Most organisations don’t need a new business continuity plan.
They already have one.
The problem is that it no longer reflects how the business works, and it isn’t trusted when something actually happens.
That’s what a refresh is supposed to fix.
The issue is that many refreshes don’t change anything. You get an updated document, but the same behaviours in an incident.
To avoid that, you need to be clear on three things:
- what’s wrong (assessment)
- what needs to change (the work)
- what good looks like (outputs)
Most organisations blur these together. That’s where refreshes lose value.
If you’re starting from an existing plan, begin with a gap assessment to understand what will fail under pressure. We’ve covered that here: Business Continuity Planning: How to Review Your BCP. Once you’re clear on what needs to change, this guide explains what a refresh actually involves and how to scope it properly.
1. Start with assessment: what’s actually broken
Before you do any work, you need a clear view of where the current plan fails.
This is the role of a gap assessment.
It should answer questions like:
- what breaks first in a real disruption
- where roles and escalation are unclear
- whether recovery assumptions are realistic
- whether the plan is usable under pressure
This is not about scoring maturity.
It’s about understanding failure.
A gap assessment gives you a baseline:
where are we today, and what would go wrong?

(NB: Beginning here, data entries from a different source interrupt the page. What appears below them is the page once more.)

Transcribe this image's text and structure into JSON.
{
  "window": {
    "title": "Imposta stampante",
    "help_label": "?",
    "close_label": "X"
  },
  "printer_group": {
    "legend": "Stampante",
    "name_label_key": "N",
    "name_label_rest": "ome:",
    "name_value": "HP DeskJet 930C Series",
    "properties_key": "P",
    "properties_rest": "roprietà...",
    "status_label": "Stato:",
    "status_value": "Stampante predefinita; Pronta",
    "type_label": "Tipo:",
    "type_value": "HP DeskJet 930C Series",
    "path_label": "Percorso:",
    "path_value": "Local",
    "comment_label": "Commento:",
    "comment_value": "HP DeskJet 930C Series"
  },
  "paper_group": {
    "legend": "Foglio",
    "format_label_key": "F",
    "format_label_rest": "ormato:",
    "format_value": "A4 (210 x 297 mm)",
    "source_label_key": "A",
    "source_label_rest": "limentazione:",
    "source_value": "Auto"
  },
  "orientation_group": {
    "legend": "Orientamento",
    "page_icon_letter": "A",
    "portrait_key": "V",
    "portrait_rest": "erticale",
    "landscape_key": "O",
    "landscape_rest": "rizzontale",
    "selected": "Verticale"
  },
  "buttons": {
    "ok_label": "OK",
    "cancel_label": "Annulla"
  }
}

Without this, a refresh is guesswork.
2. The refresh itself: what work actually needs to happen
Once you’re clear on the gaps, the refresh is the work required to fix them.

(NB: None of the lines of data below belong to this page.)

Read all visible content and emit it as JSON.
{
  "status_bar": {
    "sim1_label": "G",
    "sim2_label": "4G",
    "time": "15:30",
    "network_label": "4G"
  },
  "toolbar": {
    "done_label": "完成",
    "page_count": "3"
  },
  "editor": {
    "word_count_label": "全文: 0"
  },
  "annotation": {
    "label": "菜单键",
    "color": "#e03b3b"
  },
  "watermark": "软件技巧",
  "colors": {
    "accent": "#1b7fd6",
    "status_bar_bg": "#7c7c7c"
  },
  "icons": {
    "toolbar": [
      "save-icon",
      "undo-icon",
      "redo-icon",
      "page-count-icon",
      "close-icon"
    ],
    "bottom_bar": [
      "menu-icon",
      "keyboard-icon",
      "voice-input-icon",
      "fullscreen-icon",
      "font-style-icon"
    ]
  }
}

This is where most organisations fall into the trap of “update the document”.
A proper refresh is broader than that.
Re-engage the business
Plans drift because people disengage.
You need to:
- bring stakeholders back into the process
- re-establish ownership
- make the plan relevant to how decisions are actually made
Train the business
A plan people don’t understand won’t be used.
The refresh should include:
- walkthroughs of response
- clarity on expectations
- confidence in roles
Review the impact profile
The business has changed. The plan needs to reflect that.
Check:
- critical services and value streams
- stakeholder expectations
- dependencies (people, suppliers, systems)
- acceptable downtime
If you don’t update this, you prioritise the wrong things.
Review the risk profile
Risks evolve.
A refresh should ensure:
- emerging threats are captured
- cyber is properly integrated
- operational dependencies are understood
Review recovery strategies
This is where most plans are weakest.
You need to test whether:
- recovery approaches are realistic
- sequencing makes sense
- dependencies have been thought through
Develop scenario-based response (where needed)
If the plan doesn’t properly cover real events, fix it.
For example:
- ransomware
- SaaS outage
- loss of site or supplier
This is about making response tangible, not theoretical.
Review roles and responsibilities
As organisations change, plans don’t keep up.
Check:
- whether the structure still works
- whether roles reflect reality
- whether the right people are assigned
Identify and prioritise gaps
This is the core output of the work phase.
Not every issue gets fixed immediately.
But you should leave with a clear view of:
- what’s missing
- what’s unrealistic
- what needs to change
3. Outputs: what a refresh should leave you with
This is where your SOW blog ties in — outputs should be defined and agreed.
A strong refresh should result in:
- updated continuity plans aligned to the current business
- clear roles and escalation structures
- realistic recovery strategies
- scenario-based runbooks
- defined manual workarounds
- training and awareness across key teams
- evidence of testing or readiness to test
- a prioritised gap list and improvement roadmap
The key point:
outputs are the result of the work — not the work itself. If you need to define this work commercially, see our guide to structuring a scope of work and deliverables for a BCP refresh: 10 Deliverables for a BCP Refresh Scope of Work
Why most refreshes don’t work
Most refreshes skip the structure above.
They:
- blur assessment and delivery
- focus on updating documents
- don’t challenge assumptions
- don’t involve the right people
So they achieve:
- better formatting
- the same risk
What good looks like
A good refresh doesn’t just improve documentation.
It:
- reflects how the business actually operates
- defines how it responds under pressure
- rebuilds trust in the plan
- shows where the gaps are and how to fix them
Final thought
A business continuity plan refresh should be simple to understand:
- assessment tells you what’s broken
- the refresh fixes it
- outputs prove it’s been done
If those three things aren’t clear, the refresh won’t deliver what you need.